L’intelligence artificielle joue mieux en défense
Du côté des outils de défense informatique, l’intelligence artificielle trouve en revanche des usages plus directs. Associée au big data, elle sert à analyser un grand nombre de fichiers au comportement suspect, pour identifier clairement les fichiers réellement malveillants. « Le but, c'est d'avoir un nombre constant d’analystes pour traiter un nombre exponentiel de données », explique Paul Fariello. Grâce à ces analyses fines, les patchs et correctifs développés laissent aux pirates moins de chance de surprendre totalement un RSSI. Et le risque de faire face à une faille Zero Day diminue. Pour faire face à un nombre croissant de vulnérabilités signalées, le National Institute of Standards and Technology (NIST) s'est associé tout début novembre avec IBM et à la plus connue des intelligences artificielles : Watson. Sa mission : attribuer un scoring aux CVE (Common Vulnerabilities and Exposures) relevées.
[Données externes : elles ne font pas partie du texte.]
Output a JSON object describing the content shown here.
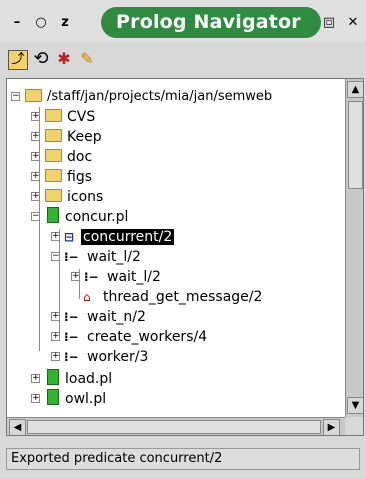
{
  "window": {
    "title": "Prolog Navigator",
    "controls": [
      "minimize",
      "restore",
      "shade",
      "maximize",
      "close"
    ]
  },
  "toolbar": {
    "buttons": [
      {
        "icon": "folder-up-icon"
      },
      {
        "icon": "refresh-icon"
      },
      {
        "icon": "bug-icon"
      },
      {
        "icon": "edit-pencil-icon"
      }
    ]
  },
  "tree": {
    "root": "/staff/jan/projects/mia/jan/semweb",
    "items": [
      {
        "label": "CVS",
        "type": "folder",
        "level": 1
      },
      {
        "label": "Keep",
        "type": "folder",
        "level": 1
      },
      {
        "label": "doc",
        "type": "folder",
        "level": 1
      },
      {
        "label": "figs",
        "type": "folder",
        "level": 1
      },
      {
        "label": "icons",
        "type": "folder",
        "level": 1
      },
      {
        "label": "concur.pl",
        "type": "file",
        "level": 1
      },
      {
        "label": "concurrent/2",
        "type": "exported-predicate",
        "level": 2,
        "selected": true
      },
      {
        "label": "wait_l/2",
        "type": "predicate",
        "level": 2
      },
      {
        "label": "wait_l/2",
        "type": "predicate",
        "level": 3
      },
      {
        "label": "thread_get_message/2",
        "type": "builtin",
        "level": 3
      },
      {
        "label": "wait_n/2",
        "type": "predicate",
        "level": 2
      },
      {
        "label": "create_workers/4",
        "type": "predicate",
        "level": 2
      },
      {
        "label": "worker/3",
        "type": "predicate",
        "level": 2
      },
      {
        "label": "load.pl",
        "type": "file",
        "level": 1
      },
      {
        "label": "owl.pl",
        "type": "file",
        "level": 1
      }
    ]
  },
  "status": {
    "text": "Exported predicate concurrent/2"
  }
}
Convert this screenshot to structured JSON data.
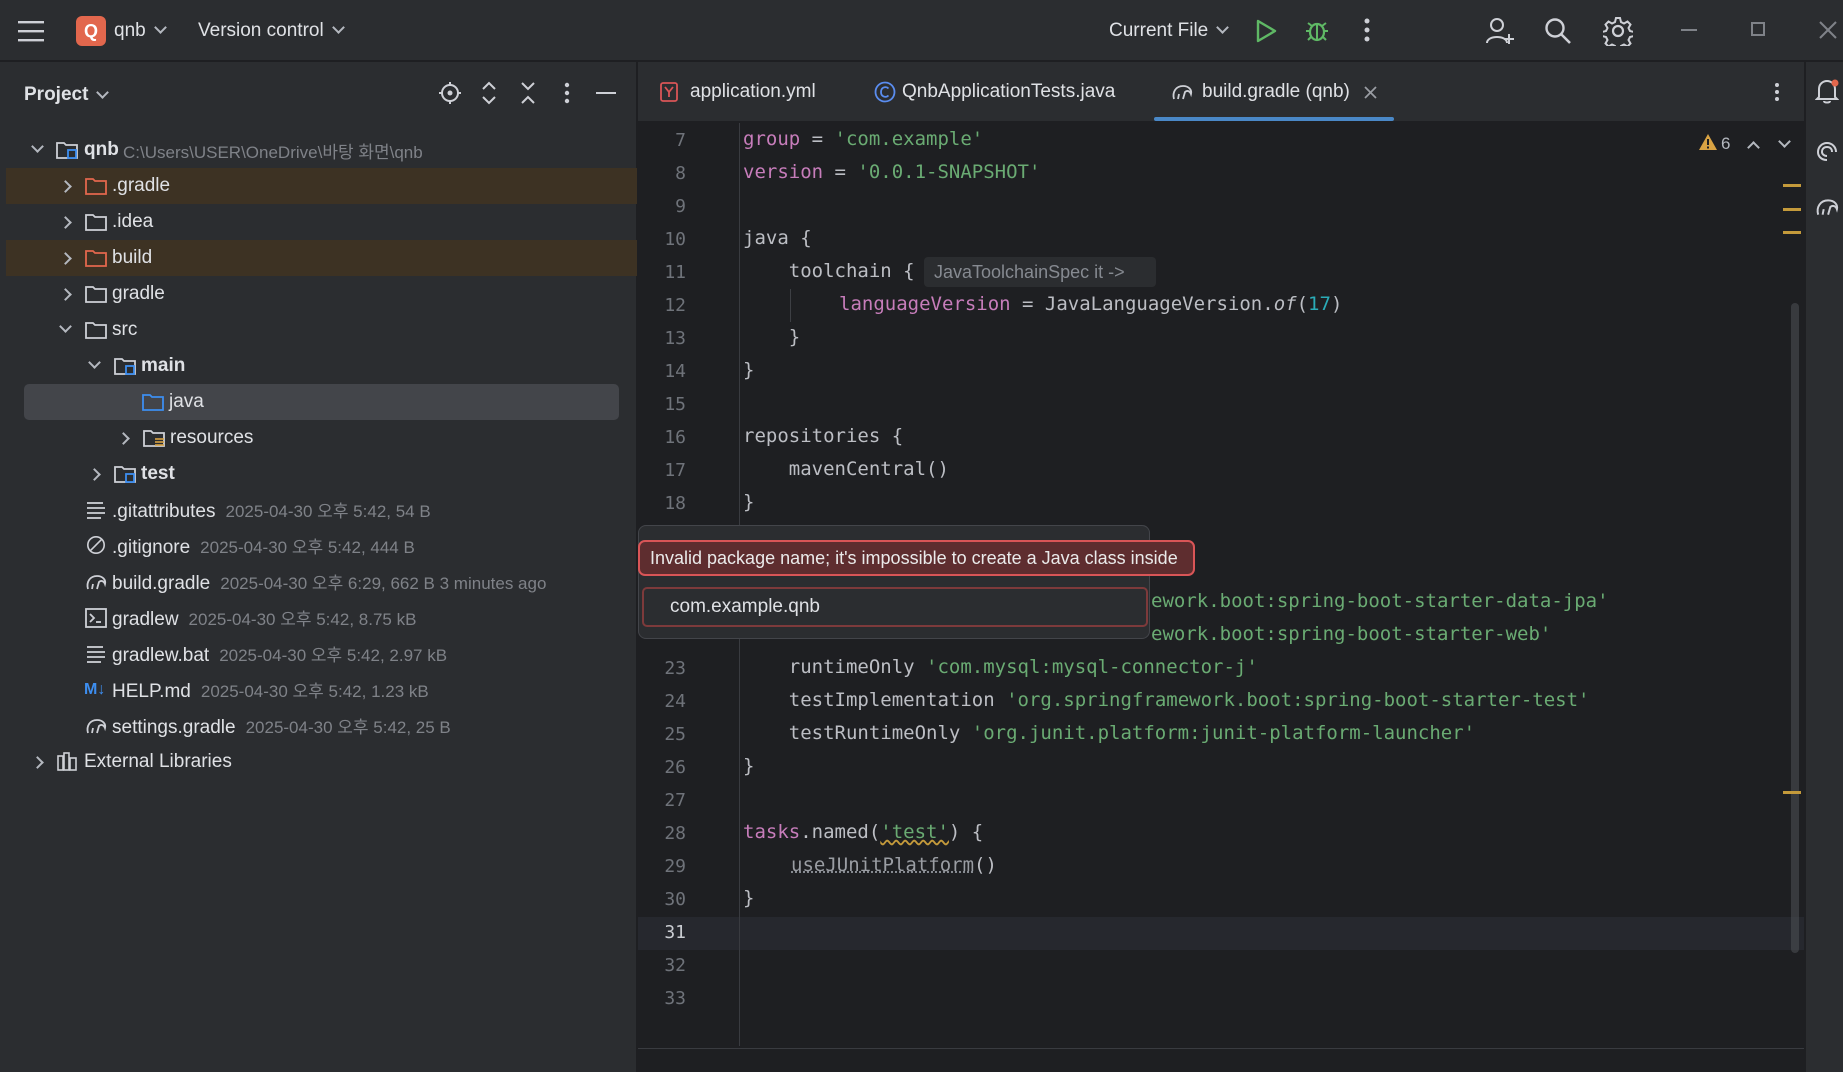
{
  "titlebar": {
    "project_initial": "Q",
    "project_name": "qnb",
    "version_control": "Version control",
    "run_config": "Current File"
  },
  "project_panel": {
    "title": "Project",
    "root": {
      "name": "qnb",
      "path": "C:\\Users\\USER\\OneDrive\\바탕 화면\\qnb"
    },
    "items": [
      {
        "label": ".gradle"
      },
      {
        "label": ".idea"
      },
      {
        "label": "build"
      },
      {
        "label": "gradle"
      },
      {
        "label": "src"
      },
      {
        "label": "main"
      },
      {
        "label": "java"
      },
      {
        "label": "resources"
      },
      {
        "label": "test"
      },
      {
        "label": ".gitattributes",
        "meta": "2025-04-30 오후 5:42, 54 B"
      },
      {
        "label": ".gitignore",
        "meta": "2025-04-30 오후 5:42, 444 B"
      },
      {
        "label": "build.gradle",
        "meta": "2025-04-30 오후 6:29, 662 B 3 minutes ago"
      },
      {
        "label": "gradlew",
        "meta": "2025-04-30 오후 5:42, 8.75 kB"
      },
      {
        "label": "gradlew.bat",
        "meta": "2025-04-30 오후 5:42, 2.97 kB"
      },
      {
        "label": "HELP.md",
        "meta": "2025-04-30 오후 5:42, 1.23 kB"
      },
      {
        "label": "settings.gradle",
        "meta": "2025-04-30 오후 5:42, 25 B"
      },
      {
        "label": "External Libraries"
      }
    ],
    "md_badge": "M↓"
  },
  "tabs": [
    {
      "label": "application.yml"
    },
    {
      "label": "QnbApplicationTests.java"
    },
    {
      "label": "build.gradle (qnb)"
    }
  ],
  "editor": {
    "warning_count": "6",
    "inlay_hint": "JavaToolchainSpec it ->",
    "line_numbers": [
      "7",
      "8",
      "9",
      "10",
      "11",
      "12",
      "13",
      "14",
      "15",
      "16",
      "17",
      "18",
      "23",
      "24",
      "25",
      "26",
      "27",
      "28",
      "29",
      "30",
      "31",
      "32",
      "33"
    ],
    "code": {
      "l7a": "group",
      "l7b": " = ",
      "l7c": "'com.example'",
      "l8a": "version",
      "l8b": " = ",
      "l8c": "'0.0.1-SNAPSHOT'",
      "l10": "java {",
      "l11": "    toolchain {",
      "l12a": "languageVersion",
      "l12b": " = JavaLanguageVersion.",
      "l12c": "of",
      "l12d": "(",
      "l12e": "17",
      "l12f": ")",
      "l13": "    }",
      "l14": "}",
      "l16": "repositories {",
      "l17": "    mavenCentral()",
      "l18": "}",
      "l21": "ework.boot:spring-boot-starter-data-jpa'",
      "l22": "ework.boot:spring-boot-starter-web'",
      "l23a": "    runtimeOnly ",
      "l23b": "'com.mysql:mysql-connector-j'",
      "l24a": "    testImplementation ",
      "l24b": "'org.springframework.boot:spring-boot-starter-test'",
      "l25a": "    testRuntimeOnly ",
      "l25b": "'org.junit.platform:junit-platform-launcher'",
      "l26": "}",
      "l28a": "tasks",
      "l28b": ".named(",
      "l28c": "'test'",
      "l28d": ") {",
      "l29": "useJUnitPlatform",
      "l29b": "()",
      "l30": "}"
    }
  },
  "popup": {
    "error": "Invalid package name; it's impossible to create a Java class inside",
    "input_value": "com.example.qnb"
  }
}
NIST Teams Up with @IBM's #Watson to Rate How Dangerous Computer Bugs Are. The artificial intelligence program will replace tedious work done by human analysts https://t.co/4FQHbPWfbB #GovTech #AI @usnistgov via @Nextgov
— Bill Mew (@BillMew) 3 novembre 2018
Pour capitaliser sur cette data, Stormshield a ainsi développé Breach Fighter, une solution de sandboxing dans le cloud. Son portail en accès libre permet de soumettre un fichier suspect à des analyses plus poussées. Avec cette solution, toutes les données sur tous les malwares détectés sont centralisées. « On a alors une meilleure visibilité sur la menace, complète Matthieu Bonenfant. On identifie de nouvelles techniques malicieuses et on développe de meilleures protections. Alors qu’avant, les informations sur les malwares restaient souvent chez les clients. » Mais l’intelligence artificielle en défense ne peut se passer d’humain. C’est un paradoxe : en sécurité informatique, son utilité dépend fortement de son interaction avec l’homme. Alors qu’ailleurs, au sein des voitures autonomes ou au jeu de go par exemple, l’intelligence artificielle se montre beaucoup plus autonome.
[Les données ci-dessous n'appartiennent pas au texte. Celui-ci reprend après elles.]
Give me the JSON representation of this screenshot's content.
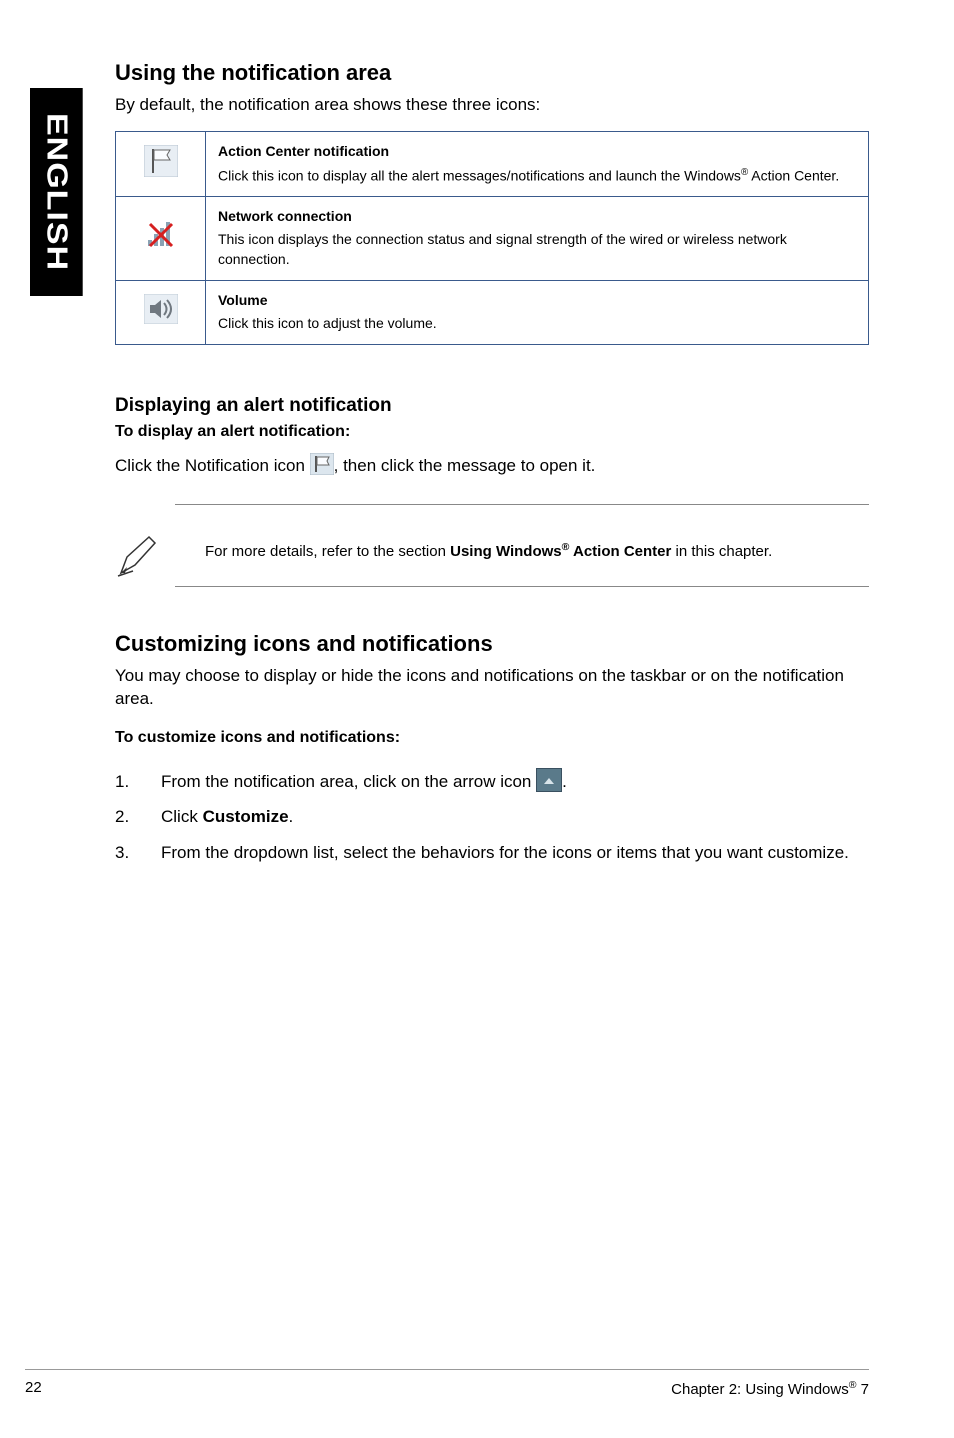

« L’IA ne garantit pas un résultat, explique Paul Fariello. Elle ne décrit rien elle-même de base. Elle donne une probabilité qu’un fichier se rattache à un comportement déjà décrit par un humain comme étant sain ou malveillant. Et elle a parfois du mal à faire la différence. Prenons l’exemple d’un malware qui vole la puissance de calcul d’un ordinateur pour faire du mining de crypto monnaies. Son comportement ressemble beaucoup à celui d’un authentique logiciel de mining de crypto monnaies, installé à dessein par un humain. » Dans un tout autre domaine, mais tout aussi révélateur des limites actuelles de discernement de l’intelligence artificielle, Amazon a dû mettre fin à son programme interne développé pour faciliter les recrutements, après des discriminations sexistes.
À l’instar des armes des attaquants, récupérer de très grands volumes d’informations devient donc une nécessité absolue pour améliorer les protections des défenseurs. Pour le chat comme pour la souris, la course à la collecte de données ne fait que commencer.